给定四个整数 rows , cols , rCenter 和 cCenter 。有一个 rows x cols 的矩阵，你在单元格上的坐标是 (rCenter, cCenter) 。返回矩阵中的所有单元格的坐标，并按与 (rCenter, cCenter) 的距离从最小到最大的顺序排。你可以按…

数组数学几何排序矩阵

题目描述

给定四个整数 rows , cols , rCenter 和 cCenter 。有一个 rows x cols 的矩阵，你在单元格上的坐标是 (rCenter, cCenter) 。

返回矩阵中的所有单元格的坐标，并按与 (rCenter, cCenter) 的距离从最小到最大的顺序排。你可以按任何满足此条件的顺序返回答案。
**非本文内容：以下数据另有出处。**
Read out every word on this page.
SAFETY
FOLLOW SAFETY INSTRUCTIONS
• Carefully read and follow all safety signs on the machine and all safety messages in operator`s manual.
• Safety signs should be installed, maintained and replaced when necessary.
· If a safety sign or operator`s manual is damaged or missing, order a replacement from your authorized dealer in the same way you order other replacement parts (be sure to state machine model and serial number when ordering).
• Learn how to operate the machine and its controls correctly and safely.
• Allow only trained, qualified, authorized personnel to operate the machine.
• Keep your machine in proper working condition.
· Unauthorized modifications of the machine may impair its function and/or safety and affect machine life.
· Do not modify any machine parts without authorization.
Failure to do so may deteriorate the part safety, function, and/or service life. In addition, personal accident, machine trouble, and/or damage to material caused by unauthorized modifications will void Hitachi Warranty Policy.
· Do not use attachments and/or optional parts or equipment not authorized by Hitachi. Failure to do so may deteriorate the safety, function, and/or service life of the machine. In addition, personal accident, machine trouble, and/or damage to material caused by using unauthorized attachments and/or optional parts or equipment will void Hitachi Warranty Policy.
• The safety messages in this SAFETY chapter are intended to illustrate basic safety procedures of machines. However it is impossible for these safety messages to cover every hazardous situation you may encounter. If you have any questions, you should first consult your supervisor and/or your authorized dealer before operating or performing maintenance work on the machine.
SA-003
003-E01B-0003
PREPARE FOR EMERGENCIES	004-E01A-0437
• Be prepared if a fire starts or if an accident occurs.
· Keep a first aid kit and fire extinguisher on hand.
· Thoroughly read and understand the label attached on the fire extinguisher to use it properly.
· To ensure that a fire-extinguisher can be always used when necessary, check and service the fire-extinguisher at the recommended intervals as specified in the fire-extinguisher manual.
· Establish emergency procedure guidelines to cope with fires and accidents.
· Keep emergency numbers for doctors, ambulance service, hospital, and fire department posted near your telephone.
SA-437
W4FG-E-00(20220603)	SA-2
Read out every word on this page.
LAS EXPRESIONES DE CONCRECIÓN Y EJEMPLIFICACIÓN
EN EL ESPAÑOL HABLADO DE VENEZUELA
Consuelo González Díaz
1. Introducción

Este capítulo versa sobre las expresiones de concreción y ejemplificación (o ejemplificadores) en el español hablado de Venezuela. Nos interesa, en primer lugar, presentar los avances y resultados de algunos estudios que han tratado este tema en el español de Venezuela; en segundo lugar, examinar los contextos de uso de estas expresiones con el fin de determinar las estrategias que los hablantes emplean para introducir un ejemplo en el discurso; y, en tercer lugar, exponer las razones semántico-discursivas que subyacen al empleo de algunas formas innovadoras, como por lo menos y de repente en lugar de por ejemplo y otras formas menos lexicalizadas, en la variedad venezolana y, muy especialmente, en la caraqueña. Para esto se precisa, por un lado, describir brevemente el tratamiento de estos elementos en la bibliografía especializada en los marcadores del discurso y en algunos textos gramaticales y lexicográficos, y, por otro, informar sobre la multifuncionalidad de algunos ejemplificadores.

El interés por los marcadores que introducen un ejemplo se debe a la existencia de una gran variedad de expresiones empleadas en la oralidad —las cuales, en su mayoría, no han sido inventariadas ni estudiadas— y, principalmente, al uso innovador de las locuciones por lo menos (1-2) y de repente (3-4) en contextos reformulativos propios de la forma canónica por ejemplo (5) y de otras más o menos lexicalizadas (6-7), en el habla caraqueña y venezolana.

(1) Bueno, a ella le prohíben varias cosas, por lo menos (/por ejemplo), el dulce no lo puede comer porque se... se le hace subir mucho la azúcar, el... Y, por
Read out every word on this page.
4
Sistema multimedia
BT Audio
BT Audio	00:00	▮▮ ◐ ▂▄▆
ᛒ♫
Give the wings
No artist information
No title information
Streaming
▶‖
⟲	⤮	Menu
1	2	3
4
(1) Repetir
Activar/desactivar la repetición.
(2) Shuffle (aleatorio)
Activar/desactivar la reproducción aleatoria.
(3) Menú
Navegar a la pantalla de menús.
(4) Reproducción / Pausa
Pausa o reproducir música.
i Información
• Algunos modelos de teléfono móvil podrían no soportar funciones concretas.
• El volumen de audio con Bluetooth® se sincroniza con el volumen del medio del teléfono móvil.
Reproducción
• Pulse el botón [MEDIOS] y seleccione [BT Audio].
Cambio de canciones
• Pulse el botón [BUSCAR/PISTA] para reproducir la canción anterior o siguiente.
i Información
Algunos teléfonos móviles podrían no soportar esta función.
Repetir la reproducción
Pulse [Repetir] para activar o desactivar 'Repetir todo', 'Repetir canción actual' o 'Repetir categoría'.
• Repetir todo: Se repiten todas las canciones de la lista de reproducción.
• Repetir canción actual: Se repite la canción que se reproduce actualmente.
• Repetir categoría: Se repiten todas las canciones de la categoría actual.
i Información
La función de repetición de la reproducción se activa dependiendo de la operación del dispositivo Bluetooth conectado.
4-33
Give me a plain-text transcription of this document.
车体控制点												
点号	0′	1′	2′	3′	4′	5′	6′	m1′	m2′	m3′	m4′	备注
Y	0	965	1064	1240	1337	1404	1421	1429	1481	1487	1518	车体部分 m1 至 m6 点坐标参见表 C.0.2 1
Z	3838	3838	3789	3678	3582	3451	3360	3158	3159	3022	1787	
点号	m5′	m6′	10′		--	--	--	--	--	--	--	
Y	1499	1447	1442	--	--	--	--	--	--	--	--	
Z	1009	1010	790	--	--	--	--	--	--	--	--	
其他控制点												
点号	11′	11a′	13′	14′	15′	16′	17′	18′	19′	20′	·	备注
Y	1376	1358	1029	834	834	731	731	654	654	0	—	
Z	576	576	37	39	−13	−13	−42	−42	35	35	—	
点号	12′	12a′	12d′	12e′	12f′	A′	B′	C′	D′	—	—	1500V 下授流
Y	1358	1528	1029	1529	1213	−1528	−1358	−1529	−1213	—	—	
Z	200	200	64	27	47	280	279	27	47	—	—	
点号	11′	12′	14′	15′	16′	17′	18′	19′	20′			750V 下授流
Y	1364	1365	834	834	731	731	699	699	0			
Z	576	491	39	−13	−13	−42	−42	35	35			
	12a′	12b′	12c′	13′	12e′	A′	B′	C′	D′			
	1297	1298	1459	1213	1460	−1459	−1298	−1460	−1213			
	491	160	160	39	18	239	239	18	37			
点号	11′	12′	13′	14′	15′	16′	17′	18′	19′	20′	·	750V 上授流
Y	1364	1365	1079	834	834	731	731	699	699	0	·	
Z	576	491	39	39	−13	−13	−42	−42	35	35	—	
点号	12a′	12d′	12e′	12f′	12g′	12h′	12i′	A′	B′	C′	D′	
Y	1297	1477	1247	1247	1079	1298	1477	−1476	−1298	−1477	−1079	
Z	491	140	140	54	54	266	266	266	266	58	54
单元格(r1, c1) 和 (r2, c2) 之间的距离为|r1 - r2| + |c1 - c2|。

示例 1：

输入：rows = 1, cols = 2, rCenter = 0, cCenter = 0
输出：[[0,0],[0,1]]
解释：从 (r0, c0) 到其他单元格的距离为：[0,1]

示例 2：

输入：rows = 2, cols = 2, rCenter = 0, cCenter = 1
输出：[[0,1],[0,0],[1,1],[1,0]]
解释：从 (r0, c0) 到其他单元格的距离为：[0,1,1,2]
[[0,1],[1,1],[0,0],[1,0]] 也会被视作正确答案。

示例 3：

输入：rows = 2, cols = 3, rCenter = 1, cCenter = 2
输出：[[1,2],[0,2],[1,1],[0,1],[1,0],[0,0]]
解释：从 (r0, c0) 到其他单元格的距离为：[0,1,1,2,2,3]
其他满足题目要求的答案也会被视为正确，例如 [[1,2],[1,1],[0,2],[1,0],[0,1],[0,0]]。

提示：

1 <= rows, cols <= 100
0 <= rCenter < rows
0 <= cCenter < cols

lightbulb

解题思路

方法一：BFS

我们定义一个队列 $q$ ，初始时将坐标点 $(rCenter, cCenter)$ 入队，用一个二维布尔数组 $vis$ 记录已经访问过的点，初始时 $vis[rCenter][cCenter]$ 为 $true$ 。

接下来，我们不断地从队列中取出一个点，将其加入答案数组，然后将其上下左右四个相邻点加入队列，注意要判断这些点是否已经访问过，如果没有访问过，就将其标记为已访问，并将其加入队列。一直重复这个过程，直到队列为空，此时答案数组中的点就是按照距离从小到大的顺序排列的。

时间复杂度 $O(m \times n)$ ，空间复杂度 $O(m \times n)$ 。其中 $m$ 和 $n$ 分别是矩阵的行数和列数。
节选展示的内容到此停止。